Totem is a single-ring protocol for high-performance, fault-tolerant distributed systems that must continue to operate despite network partitioning and re-merging and despite processor failure and restart. Totem provides totally ordered message delivery with good performance using a logical token-passing ring imposed on a broadcast domain.
After an introductory section, the authors present related work and highlight the differences of the Totem protocol. Significant literature on the subject is analyzed. Section 3 is dedicated to the distributed system model used in the Totem protocol design. Several terms related to protocol functioning are defined.
The objective of Totem is to provide the application with reliable message delivery and membership services.
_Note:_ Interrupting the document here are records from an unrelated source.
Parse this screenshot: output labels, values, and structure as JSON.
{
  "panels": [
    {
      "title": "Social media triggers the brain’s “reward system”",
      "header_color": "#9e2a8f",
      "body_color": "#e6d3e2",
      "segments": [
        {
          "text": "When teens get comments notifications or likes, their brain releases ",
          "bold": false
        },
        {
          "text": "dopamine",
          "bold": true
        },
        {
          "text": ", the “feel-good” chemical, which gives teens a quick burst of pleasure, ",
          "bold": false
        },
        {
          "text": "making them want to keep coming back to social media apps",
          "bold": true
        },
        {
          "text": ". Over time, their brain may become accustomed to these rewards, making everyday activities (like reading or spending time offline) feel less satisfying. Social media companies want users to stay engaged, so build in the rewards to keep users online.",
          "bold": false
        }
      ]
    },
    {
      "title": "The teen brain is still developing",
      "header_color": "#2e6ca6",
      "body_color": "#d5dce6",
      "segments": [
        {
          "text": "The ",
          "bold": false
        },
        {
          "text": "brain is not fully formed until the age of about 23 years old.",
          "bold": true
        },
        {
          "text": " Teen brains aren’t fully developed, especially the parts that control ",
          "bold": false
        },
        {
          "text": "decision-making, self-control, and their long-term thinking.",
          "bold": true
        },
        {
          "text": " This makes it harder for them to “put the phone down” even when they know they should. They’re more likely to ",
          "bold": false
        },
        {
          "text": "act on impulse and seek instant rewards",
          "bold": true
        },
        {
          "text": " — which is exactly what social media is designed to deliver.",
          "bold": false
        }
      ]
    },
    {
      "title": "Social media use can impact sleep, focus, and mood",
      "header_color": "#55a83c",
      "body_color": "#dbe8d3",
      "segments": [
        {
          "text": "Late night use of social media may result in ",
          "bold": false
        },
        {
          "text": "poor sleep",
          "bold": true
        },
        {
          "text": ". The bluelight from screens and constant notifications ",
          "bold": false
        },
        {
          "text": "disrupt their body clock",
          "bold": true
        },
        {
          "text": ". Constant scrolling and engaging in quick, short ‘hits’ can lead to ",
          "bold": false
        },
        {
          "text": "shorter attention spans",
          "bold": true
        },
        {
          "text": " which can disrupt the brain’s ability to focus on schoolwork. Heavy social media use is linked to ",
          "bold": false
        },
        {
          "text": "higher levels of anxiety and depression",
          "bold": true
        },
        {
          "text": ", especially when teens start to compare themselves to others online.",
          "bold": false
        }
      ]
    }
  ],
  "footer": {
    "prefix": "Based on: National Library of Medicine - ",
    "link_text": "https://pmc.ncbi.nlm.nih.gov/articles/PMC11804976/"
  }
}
These services are described in section 4 of the paper. Section 5 is devoted to the total ordering protocol with the assumptions that the token is never lost; processor failures do not occur; and the network does not become partitioned. In section 6, the conditions are relaxed, and the protocol to handle token loss, processor failure and restart, and network partitioning and re-merging is presented. The protocol is described using a finite-state machine model. Data structures used, as well as pseudocode for the work performed by processors during different states of the model, are also given.
Sections 7 and 8 present the recovery protocol that maintains extended virtual synchrony during recovery after a failure, and the flow control mechanism that avoids message loss due to buffer overflow. Section 9 addresses implementation and performance. Future work is mentioned at the end of the paper.
The paper is well structured, but the presentation is not uniform, some aspects being described in great detail, while others are quickly summarized. The important works on the subject are included as references.